3 lessons learned from a decade in startups
• Julian Simpson
I’m currently working in the 5th venture funded organisation in my career. It’s almost 10 years since I started working with Neo4j: I was consulting for them around the 3rd quarter of 2011, and then joined full-time for the next few years. Here’s some idle thoughts around startups:
Staying alive beats everything else. Like a living thing, startups will endure all sorts of horrors to stay alive. Crappy work conditions, penny-pinching, super economy travel: all necessary unless you have the enough runway to upgrade. It’s the job of the management team to keep the business afloat, so don’t complain about having to buy your own lunch. The present amount of funding available means that startup employees get amazing benefits: it’s not normal.
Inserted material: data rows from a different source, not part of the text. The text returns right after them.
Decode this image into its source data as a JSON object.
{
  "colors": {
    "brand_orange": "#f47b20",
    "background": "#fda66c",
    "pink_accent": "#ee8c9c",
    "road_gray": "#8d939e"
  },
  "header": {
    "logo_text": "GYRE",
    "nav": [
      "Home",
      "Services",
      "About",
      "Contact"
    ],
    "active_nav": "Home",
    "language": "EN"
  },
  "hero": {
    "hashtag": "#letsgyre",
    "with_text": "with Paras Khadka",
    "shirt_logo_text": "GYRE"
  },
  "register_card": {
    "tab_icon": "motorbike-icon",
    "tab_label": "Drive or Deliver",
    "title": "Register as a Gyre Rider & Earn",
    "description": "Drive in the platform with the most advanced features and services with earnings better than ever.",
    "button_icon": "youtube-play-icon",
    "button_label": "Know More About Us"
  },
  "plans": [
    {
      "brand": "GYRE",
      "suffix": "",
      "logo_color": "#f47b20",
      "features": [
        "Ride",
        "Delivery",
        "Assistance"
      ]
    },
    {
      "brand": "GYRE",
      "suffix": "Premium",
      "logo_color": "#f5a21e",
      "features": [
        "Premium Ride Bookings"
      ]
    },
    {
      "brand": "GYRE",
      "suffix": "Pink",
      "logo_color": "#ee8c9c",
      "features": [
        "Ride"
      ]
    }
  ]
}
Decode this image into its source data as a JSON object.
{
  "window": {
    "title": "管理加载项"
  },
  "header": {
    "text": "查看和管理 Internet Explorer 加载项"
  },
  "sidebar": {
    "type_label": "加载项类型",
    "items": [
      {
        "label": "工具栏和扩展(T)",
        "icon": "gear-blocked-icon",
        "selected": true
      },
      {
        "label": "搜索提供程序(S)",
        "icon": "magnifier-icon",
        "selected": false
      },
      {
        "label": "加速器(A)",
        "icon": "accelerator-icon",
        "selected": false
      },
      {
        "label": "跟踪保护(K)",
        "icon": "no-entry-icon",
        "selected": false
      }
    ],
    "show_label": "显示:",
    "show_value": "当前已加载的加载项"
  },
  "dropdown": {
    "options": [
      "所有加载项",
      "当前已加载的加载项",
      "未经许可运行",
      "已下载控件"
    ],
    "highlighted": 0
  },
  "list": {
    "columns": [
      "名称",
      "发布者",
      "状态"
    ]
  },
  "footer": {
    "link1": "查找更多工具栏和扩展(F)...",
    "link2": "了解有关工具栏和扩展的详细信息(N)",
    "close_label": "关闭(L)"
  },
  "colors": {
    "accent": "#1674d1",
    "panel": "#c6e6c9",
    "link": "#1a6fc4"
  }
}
Silos will hurt your startup. It’s easier than ever for organisations to spread around the world. It’s also easy to create geographic as well as organisational silos. You need to work out how to prevent that in your organisation: having Sales based in one region and Engineering in another can easily lead to silos. We’re tribal creatures, and will naturally create ingroups and outgroups based on department and geography. Plan accordingly.
Risk and compliance will matter. Sure, go ahead and pivot all you like while you’re trying to find your startup’s place in the world. Kick as many cans down the road as you can: you might not even stay on that road. Once you’re on that road: start investing in the tools to make compliance and security easier. You don’t have to start with much; perhaps some advice on how to get started. I’ve seen several organisations make compliance difficult, or be unaware of the risk that they’re running by uh, not managing risk.
While you’re reading about risk: after ten long years in startups I’m moving back to consulting. I’ll be joining Safe Advisory at the beginning of May to do security and DevSecOps advisory. I’m looking forward to the change: helping people to demystify security and fearlessly secure their organisations feels like a worthwhile pursuit. It also gets me out of the house from time to time.